Сент-Ибар снова пытался убедить меня не откладывая послать гонца к графу де Фуэнсальданья. Я не согласился с ним и решил отправить в Сен-Жермен маркиза де Нуармутье, который незадолго до того со мною сдружился, чтобы через него узнать, чего можно ожидать от принца де Конти и герцога де Лонгвиля. Г-жа де Лонгвиль меня поддержала, и в шесть часов вечера Нуармутье выехал из Парижа.

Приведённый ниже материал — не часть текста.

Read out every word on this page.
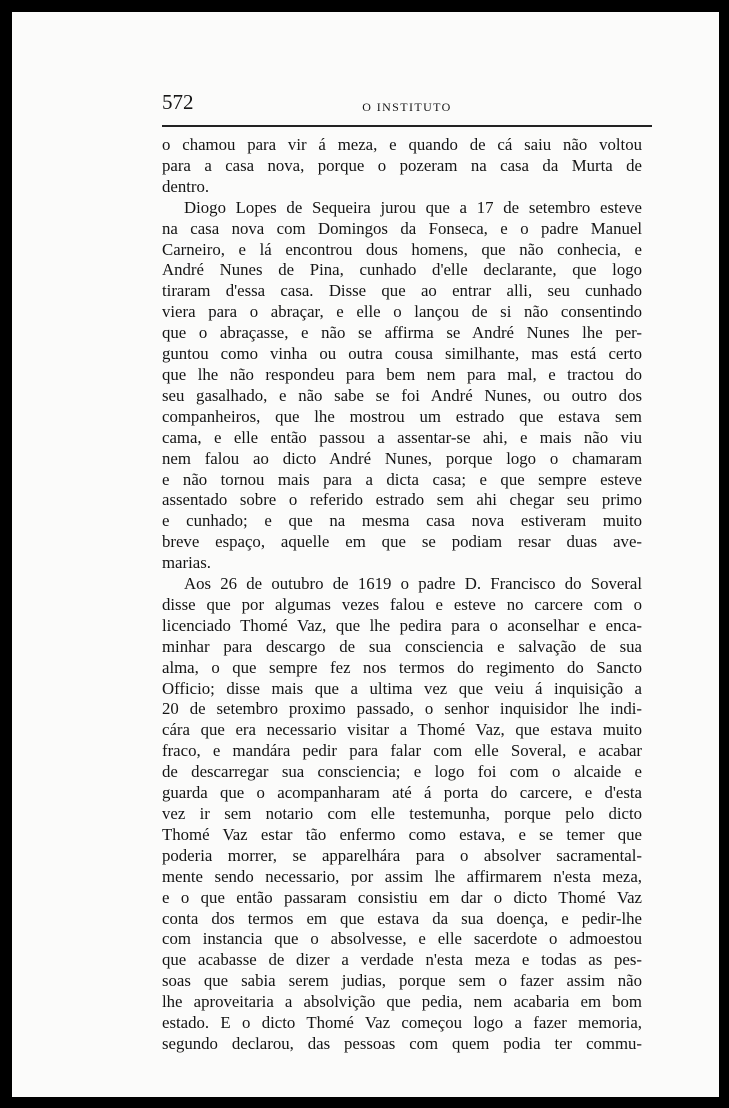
572	O INSTITUTO
o chamou para vir á meza, e quando de cá saiu não voltou
para a casa nova, porque o pozeram na casa da Murta de
dentro.
Diogo Lopes de Sequeira jurou que a 17 de setembro esteve
na casa nova com Domingos da Fonseca, e o padre Manuel
Carneiro, e lá encontrou dous homens, que não conhecia, e
André Nunes de Pina, cunhado d'elle declarante, que logo
tiraram d'essa casa. Disse que ao entrar alli, seu cunhado
viera para o abraçar, e elle o lançou de si não consentindo
que o abraçasse, e não se affirma se André Nunes lhe per-
guntou como vinha ou outra cousa similhante, mas está certo
que lhe não respondeu para bem nem para mal, e tractou do
seu gasalhado, e não sabe se foi André Nunes, ou outro dos
companheiros, que lhe mostrou um estrado que estava sem
cama, e elle então passou a assentar-se ahi, e mais não viu
nem falou ao dicto André Nunes, porque logo o chamaram
e não tornou mais para a dicta casa; e que sempre esteve
assentado sobre o referido estrado sem ahi chegar seu primo
e cunhado; e que na mesma casa nova estiveram muito
breve espaço, aquelle em que se podiam resar duas ave-
marias.
Aos 26 de outubro de 1619 o padre D. Francisco do Soveral
disse que por algumas vezes falou e esteve no carcere com o
licenciado Thomé Vaz, que lhe pedira para o aconselhar e enca-
minhar para descargo de sua consciencia e salvação de sua
alma, o que sempre fez nos termos do regimento do Sancto
Officio; disse mais que a ultima vez que veiu á inquisição a
20 de setembro proximo passado, o senhor inquisidor lhe indi-
cára que era necessario visitar a Thomé Vaz, que estava muito
fraco, e mandára pedir para falar com elle Soveral, e acabar
de descarregar sua consciencia; e logo foi com o alcaide e
guarda que o acompanharam até á porta do carcere, e d'esta
vez ir sem notario com elle testemunha, porque pelo dicto
Thomé Vaz estar tão enfermo como estava, e se temer que
poderia morrer, se apparelhára para o absolver sacramental-
mente sendo necessario, por assim lhe affirmarem n'esta meza,
e o que então passaram consistiu em dar o dicto Thomé Vaz
conta dos termos em que estava da sua doença, e pedir-lhe
com instancia que o absolvesse, e elle sacerdote o admoestou
que acabasse de dizer a verdade n'esta meza e todas as pes-
soas que sabia serem judias, porque sem o fazer assim não
lhe aproveitaria a absolvição que pedia, nem acabaria em bom
estado. E o dicto Thomé Vaz começou logo a fazer memoria,
segundo declarou, das pessoas com quem podia ter commu-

Утром 7 января, и, стало быть, назавтра после Крещения, лейтенант королевской гвардии Ла Сурдьер явился к магистратам от короны и вручил им повеление Его Величества объявить Парламенту, чтобы он перебрался в Монтаржи и там ожидал королевских приказаний. В руках у Ла Сурдьера был еще один пакет, адресованный Парламенту, и письмо для Первого президента. Поскольку никто не сомневался в том, каково его содержание, — о нем можно было догадаться по письму к магистратам от короны, — решили, что из почтения к монарху приличнее не распечатывать приказания, которого заведомо намерены были ослушаться. Пакет в запечатанном виде вернули Ла Сурдьеру и постановили послать в Сен-Жермен магистратов от короны, дабы заверить Королеву в послушании и умолять ее позволить Парламенту очистить себя от клеветы, которой его опорочило письмо, обращенное накануне к купеческому старшине.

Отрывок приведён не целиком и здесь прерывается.